Taylor sympathizes with the needs of Republicans like Cruz, who has returned the CCC’s donation, to distance themselves from the group. The presidential candidate, he says, “will come under tremendous pressure if he doesn’t give the money back. It’s not an easy situation.” That pressure has made it harder for Republicans to openly align with the CCC. “From time to time we have Republicans who are interested in our events, but it’s not as common as it has been in the past,” he says.

Indeed, in the past, Southern Republicans regularly patronized CCC gatherings; the Southern Poverty Law Center reports that 38 elected officials appeared between 2000 and 2004 alone, including Roger Wicker, now a Mississippi senator, and former Mississippi governor Haley Barbour. Family Research Council President Tony Perkins, a major figure in the Christian right, spoke there in 2001. “Southern politicians going to CCC events is just a reflection of the GOP’s traditional Southern strategy,” says Cohen.

In the last decade, Republican politicians have realized that, in the age of social media, association with the CCC can be dangerous. An inflection point was the 2002 resignation of Senate majority leader Trent Lott—who spoke to the CCC at least five times—after a firestorm caused by his praise of Strom Thurmond’s segregationist 1948 third-party presidential campaign, remarks that were amplified by the blogosphere.

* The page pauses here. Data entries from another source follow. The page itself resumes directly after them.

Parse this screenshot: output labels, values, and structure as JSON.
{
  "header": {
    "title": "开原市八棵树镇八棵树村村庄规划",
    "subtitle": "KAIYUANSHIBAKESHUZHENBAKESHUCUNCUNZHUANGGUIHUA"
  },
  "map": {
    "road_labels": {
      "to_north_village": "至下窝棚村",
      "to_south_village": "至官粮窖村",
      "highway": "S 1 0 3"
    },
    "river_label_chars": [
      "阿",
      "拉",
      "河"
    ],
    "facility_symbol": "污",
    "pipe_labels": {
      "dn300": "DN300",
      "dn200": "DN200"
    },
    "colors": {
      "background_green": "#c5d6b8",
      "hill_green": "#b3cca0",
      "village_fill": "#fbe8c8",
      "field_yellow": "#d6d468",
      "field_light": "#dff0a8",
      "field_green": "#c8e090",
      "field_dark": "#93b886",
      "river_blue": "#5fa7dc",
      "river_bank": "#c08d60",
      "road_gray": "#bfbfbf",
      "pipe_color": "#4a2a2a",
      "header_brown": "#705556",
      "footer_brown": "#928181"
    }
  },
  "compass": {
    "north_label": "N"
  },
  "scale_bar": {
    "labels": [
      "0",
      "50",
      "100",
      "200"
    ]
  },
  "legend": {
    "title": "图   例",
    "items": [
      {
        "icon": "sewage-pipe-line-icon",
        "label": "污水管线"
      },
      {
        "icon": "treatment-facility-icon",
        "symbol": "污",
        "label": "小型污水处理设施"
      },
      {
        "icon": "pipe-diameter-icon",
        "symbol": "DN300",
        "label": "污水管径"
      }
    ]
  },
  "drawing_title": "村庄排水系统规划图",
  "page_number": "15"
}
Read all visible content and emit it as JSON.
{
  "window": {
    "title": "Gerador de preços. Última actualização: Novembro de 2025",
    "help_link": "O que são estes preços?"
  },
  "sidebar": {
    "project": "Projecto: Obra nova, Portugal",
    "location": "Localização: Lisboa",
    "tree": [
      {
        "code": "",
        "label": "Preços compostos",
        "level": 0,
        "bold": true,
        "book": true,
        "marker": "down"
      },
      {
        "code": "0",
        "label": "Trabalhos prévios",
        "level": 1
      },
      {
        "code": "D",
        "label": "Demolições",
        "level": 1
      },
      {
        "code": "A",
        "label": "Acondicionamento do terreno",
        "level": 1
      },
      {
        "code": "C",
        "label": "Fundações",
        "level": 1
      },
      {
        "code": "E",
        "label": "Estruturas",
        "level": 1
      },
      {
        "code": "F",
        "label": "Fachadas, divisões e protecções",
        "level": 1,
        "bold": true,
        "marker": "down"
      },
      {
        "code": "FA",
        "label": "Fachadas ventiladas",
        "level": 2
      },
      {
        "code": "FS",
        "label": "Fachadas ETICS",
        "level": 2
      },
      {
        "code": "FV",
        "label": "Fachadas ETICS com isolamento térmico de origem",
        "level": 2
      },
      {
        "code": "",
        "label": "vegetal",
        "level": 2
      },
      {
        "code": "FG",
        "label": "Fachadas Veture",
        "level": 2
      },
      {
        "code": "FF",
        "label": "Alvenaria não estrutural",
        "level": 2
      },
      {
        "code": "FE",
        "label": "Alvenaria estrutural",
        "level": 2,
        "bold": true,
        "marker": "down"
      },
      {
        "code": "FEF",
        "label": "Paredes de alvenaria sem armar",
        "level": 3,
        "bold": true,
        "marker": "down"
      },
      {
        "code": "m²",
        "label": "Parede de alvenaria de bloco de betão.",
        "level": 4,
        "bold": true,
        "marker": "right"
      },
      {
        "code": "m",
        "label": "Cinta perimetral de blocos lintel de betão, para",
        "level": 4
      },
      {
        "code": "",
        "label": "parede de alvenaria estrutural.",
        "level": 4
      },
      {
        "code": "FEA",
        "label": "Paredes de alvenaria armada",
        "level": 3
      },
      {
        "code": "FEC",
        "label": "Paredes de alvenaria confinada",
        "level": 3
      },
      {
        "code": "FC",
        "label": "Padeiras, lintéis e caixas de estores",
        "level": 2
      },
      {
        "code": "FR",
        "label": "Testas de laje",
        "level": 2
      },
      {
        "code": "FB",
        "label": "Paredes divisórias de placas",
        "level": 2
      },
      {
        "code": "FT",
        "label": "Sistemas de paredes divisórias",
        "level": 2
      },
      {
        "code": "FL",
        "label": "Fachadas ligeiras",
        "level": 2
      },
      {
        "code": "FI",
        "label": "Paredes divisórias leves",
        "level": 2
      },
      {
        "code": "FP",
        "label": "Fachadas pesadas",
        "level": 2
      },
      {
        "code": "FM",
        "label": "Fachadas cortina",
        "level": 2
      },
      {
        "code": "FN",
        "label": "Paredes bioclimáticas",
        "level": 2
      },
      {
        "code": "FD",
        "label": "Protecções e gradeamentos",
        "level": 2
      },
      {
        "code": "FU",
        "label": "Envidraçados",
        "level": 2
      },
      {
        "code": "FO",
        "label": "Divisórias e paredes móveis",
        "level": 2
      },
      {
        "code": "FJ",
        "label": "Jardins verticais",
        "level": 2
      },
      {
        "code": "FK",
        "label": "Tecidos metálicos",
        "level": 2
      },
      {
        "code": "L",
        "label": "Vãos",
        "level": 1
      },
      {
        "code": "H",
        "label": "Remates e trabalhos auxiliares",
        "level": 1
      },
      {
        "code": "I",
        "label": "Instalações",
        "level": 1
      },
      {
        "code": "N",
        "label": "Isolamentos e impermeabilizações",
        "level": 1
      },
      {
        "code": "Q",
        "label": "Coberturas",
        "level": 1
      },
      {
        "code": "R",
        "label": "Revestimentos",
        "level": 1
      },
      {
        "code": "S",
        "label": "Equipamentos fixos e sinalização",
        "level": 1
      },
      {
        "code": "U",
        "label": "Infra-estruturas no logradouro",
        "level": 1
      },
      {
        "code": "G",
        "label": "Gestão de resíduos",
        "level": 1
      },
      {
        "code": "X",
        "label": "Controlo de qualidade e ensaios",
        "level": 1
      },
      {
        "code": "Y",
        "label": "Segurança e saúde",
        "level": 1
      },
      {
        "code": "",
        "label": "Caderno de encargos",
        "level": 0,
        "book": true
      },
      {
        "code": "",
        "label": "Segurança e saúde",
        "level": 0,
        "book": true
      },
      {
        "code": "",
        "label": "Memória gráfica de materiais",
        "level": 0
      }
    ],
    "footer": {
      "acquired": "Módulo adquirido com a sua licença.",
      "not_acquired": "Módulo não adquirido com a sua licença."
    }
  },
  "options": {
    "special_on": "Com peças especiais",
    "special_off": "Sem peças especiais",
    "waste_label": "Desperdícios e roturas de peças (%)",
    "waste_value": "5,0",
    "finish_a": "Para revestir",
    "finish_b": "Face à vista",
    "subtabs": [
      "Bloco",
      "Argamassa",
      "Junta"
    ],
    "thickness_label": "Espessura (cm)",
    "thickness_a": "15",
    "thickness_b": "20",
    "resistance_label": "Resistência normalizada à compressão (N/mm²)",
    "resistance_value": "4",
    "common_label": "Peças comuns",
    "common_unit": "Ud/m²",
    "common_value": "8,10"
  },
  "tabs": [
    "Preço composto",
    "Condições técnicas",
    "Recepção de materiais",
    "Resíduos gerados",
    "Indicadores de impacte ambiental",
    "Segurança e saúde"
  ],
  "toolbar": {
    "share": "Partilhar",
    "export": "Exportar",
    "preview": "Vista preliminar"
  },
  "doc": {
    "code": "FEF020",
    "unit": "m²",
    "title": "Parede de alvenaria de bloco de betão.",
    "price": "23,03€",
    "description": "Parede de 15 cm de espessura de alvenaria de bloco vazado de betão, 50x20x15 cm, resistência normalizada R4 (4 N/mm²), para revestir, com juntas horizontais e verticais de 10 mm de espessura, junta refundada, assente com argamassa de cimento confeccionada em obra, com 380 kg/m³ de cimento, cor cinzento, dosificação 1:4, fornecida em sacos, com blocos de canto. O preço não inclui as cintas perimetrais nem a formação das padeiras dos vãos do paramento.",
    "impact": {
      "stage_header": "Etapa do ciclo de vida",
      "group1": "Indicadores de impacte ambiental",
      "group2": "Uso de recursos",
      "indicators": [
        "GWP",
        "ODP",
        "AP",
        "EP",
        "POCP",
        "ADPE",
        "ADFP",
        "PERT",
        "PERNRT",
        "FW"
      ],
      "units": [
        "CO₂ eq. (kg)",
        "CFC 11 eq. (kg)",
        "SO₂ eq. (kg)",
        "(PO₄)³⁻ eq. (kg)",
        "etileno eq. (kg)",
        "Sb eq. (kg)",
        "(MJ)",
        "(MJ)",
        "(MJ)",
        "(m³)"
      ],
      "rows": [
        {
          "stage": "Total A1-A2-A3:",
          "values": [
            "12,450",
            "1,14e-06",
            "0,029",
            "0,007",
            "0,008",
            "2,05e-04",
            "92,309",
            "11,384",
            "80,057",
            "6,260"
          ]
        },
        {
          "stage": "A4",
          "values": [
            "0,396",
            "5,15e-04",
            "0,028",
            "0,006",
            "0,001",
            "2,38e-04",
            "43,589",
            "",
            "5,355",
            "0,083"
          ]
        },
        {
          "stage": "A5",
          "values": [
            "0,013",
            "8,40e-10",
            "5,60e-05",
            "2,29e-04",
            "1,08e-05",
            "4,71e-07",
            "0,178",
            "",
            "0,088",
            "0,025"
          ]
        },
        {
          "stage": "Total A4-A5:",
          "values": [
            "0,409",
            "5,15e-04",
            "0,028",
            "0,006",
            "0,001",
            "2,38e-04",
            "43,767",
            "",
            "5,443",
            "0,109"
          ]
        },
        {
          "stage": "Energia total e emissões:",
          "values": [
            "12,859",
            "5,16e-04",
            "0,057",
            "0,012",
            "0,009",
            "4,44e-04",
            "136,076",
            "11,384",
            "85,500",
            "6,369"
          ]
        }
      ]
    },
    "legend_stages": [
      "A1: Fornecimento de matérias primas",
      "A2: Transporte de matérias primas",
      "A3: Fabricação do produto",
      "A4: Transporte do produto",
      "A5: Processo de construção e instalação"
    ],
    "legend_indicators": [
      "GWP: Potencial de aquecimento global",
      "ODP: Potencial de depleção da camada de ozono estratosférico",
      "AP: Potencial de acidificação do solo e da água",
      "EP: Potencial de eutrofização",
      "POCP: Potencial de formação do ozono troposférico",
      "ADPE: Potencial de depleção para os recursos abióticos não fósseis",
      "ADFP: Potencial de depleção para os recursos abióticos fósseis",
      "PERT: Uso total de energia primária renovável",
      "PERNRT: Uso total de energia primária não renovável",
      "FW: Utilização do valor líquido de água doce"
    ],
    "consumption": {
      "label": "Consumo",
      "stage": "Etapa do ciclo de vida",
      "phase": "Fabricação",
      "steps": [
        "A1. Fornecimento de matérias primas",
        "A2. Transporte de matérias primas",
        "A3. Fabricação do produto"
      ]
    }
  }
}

But the overlap between the CCC and the GOP has never entirely disappeared, particularly in South Carolina. Two years ago, for example, Roan Garcia-Quintana, a CCC board member and self-described “Confederate Cuban,” resigned his place on Governor Nikki Haley’s campaign steering committee after his links to the group made news. CCC webmaster Kyle Rogers—whose online store, Patriotic-Flags.com, sells the same Rhodesian flag patch worn by Roof in one of his photos—was a member of the Dorchester County Republican Executive Committee. (It’s also worth noting that high-profile conservative pundit Ann Coulter was defending the CCC as recently as 2009.)

This is part of why Republican candidates have been so hesitant to acknowledge that Roof was actually motivated by racism, despite his own unambiguous words. On some level, they realize that if they admit the truth, they will be held politically accountable. And it’s in that context that Holt’s donations are notable. “You can’t help it in this world sometimes who admires you,” says Cohen. “The much more damning thing for the Republican Party historically has been the legitimacy that it has conferred on the CCC.”